The 21st Made in Prague Film Festival showcases the first UK retrospective of the classic filmmaker of East European avant-garde cinema and enfant terrible of the Czechoslovak New Wave Jan Nemec (1936 -2016). Featuring two of the best films of the 60s as voted by the New York Times critics, Diamonds of the Night and The Party and the Guests (banned ´for ever´ by the Czechoslovak government) and Oratorio for Prague, unique coverage of the 1968 invasion of Czechoslovakia, screened in the UK for the first time, 11 features and shorts provide a testimony to Nemec’s work and the constant reinvention of his style. Selected films punctuate different stages of his career and reflect his adventures as he re-enacts them in his work. Never sentimental or nostalgic, endlessly ironic and self-mocking, Nemec´ films radiate his energy and fascination with film.

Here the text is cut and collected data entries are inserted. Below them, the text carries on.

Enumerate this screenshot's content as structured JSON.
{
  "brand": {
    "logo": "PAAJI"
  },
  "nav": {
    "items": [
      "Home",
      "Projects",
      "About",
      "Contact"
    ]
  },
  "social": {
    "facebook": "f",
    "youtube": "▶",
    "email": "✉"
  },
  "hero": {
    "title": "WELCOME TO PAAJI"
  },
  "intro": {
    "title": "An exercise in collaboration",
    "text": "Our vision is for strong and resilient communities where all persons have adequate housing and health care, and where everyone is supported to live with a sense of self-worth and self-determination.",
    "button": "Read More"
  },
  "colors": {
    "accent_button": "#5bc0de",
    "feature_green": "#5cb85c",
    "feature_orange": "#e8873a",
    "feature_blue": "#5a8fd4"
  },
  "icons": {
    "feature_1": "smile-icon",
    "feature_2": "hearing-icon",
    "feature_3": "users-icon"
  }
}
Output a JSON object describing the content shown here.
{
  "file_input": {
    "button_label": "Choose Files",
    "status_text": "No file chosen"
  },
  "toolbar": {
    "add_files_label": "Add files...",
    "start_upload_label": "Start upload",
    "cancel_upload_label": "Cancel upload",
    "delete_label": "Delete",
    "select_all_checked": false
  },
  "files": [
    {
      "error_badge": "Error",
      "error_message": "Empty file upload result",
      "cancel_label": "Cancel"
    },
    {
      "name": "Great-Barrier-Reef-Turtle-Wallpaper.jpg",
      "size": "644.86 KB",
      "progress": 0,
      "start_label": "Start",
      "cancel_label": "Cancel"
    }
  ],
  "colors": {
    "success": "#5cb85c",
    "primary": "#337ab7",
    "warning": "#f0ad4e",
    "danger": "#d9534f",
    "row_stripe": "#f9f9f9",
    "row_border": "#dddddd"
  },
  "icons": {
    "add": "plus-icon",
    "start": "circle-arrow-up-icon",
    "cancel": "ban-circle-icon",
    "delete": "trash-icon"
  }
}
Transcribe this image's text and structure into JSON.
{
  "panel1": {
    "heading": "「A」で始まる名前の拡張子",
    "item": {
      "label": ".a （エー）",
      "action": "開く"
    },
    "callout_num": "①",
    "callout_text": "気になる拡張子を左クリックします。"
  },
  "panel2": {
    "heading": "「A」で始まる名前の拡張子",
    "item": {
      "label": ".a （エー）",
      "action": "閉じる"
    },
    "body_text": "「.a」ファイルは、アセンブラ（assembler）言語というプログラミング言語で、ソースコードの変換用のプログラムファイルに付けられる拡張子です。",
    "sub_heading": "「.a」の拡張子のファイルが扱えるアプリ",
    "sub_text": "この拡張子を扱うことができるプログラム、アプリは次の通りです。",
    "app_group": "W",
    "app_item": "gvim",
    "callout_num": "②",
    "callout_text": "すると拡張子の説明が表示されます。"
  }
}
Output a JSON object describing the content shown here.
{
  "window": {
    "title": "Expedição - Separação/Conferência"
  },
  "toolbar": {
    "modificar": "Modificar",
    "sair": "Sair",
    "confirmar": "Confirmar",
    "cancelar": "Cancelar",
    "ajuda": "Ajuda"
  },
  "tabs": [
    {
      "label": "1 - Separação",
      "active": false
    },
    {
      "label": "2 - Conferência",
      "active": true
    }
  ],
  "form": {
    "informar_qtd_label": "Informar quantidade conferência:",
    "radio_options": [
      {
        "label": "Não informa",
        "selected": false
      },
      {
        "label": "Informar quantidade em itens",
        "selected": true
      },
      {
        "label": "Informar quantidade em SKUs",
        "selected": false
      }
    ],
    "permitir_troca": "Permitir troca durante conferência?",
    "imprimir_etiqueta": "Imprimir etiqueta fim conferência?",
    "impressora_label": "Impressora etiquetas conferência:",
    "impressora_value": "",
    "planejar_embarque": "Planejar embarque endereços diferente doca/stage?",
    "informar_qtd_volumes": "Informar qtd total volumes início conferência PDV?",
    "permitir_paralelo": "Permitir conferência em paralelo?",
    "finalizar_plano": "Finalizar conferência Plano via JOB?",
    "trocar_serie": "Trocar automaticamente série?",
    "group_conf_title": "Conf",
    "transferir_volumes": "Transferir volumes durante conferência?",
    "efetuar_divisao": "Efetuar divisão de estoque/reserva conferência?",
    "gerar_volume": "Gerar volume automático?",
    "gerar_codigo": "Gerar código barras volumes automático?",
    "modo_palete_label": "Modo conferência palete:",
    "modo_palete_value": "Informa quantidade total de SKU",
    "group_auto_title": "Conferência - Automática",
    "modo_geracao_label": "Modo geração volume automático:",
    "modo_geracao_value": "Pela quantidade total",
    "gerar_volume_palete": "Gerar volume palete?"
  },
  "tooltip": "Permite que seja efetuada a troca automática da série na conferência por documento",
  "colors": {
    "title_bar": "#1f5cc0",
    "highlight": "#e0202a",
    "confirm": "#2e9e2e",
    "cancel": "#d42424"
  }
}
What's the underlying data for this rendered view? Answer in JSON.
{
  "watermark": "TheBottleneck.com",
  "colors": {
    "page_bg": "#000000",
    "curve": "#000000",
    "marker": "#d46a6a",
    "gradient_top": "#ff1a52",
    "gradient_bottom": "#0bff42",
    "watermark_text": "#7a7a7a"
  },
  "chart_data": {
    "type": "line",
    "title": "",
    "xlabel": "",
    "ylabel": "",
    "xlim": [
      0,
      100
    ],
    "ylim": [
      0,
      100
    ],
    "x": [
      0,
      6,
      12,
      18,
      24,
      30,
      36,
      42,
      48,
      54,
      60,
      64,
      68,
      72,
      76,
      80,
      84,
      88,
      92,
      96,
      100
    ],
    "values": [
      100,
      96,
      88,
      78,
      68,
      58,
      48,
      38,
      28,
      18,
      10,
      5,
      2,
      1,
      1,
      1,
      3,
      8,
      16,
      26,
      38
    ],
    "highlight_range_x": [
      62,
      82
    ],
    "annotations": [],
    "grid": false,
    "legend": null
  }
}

The retrospective opens with the UK premiere of Jan Nemec’s The Wolf from Royal Vineyeard Street (2016), the final film of his career in which he recapitulates and reimagines his life. Beginning at the 1968 Cannes Film Festival when his film, The Party and the Guests was competing for the Palm d’Or the film follows the trajectory of Nemec’s life – filming the Russian invasion, escaping from Czechoslovakia, life in California and his eventual return to Prague after obtaining a visa for ‘the funeral of communism’. Each filmed as a separate section in contrasting style it presents a multi-faceted, complex film which mixes documentary, re-enactments and fiction to create a cinematic collage which received the Jury’s special mention at the 2016 Karlovy Vary International Film Festival.
The Wolf from Royal Vineyard Street together with Late Night Talks with Mother (2001) made with small personal cameras, present the pinnacle of Nemec’s deeply personal, intimate films which he started to make after his return from political exile. Late Night Talks with Mother, a Golden Leopard Award winner at Locarno 2001, is Nemec’s stylized selfportrait consisting of his imaginary dialogue with his deceased mother, inspired by Kafka’s Letter to his Father. Set in Prague and presented via fish-eye panoramic shots, the film is full of originality and poetry providing an insight into Nemec’s life and the history of the 20th century. The complex relationship between a mother and her son is complemented by the screening of Nemec’s short film Mother and Son (1967), the winner of the Grand Prix at the Oberhausen International Short Film Festival.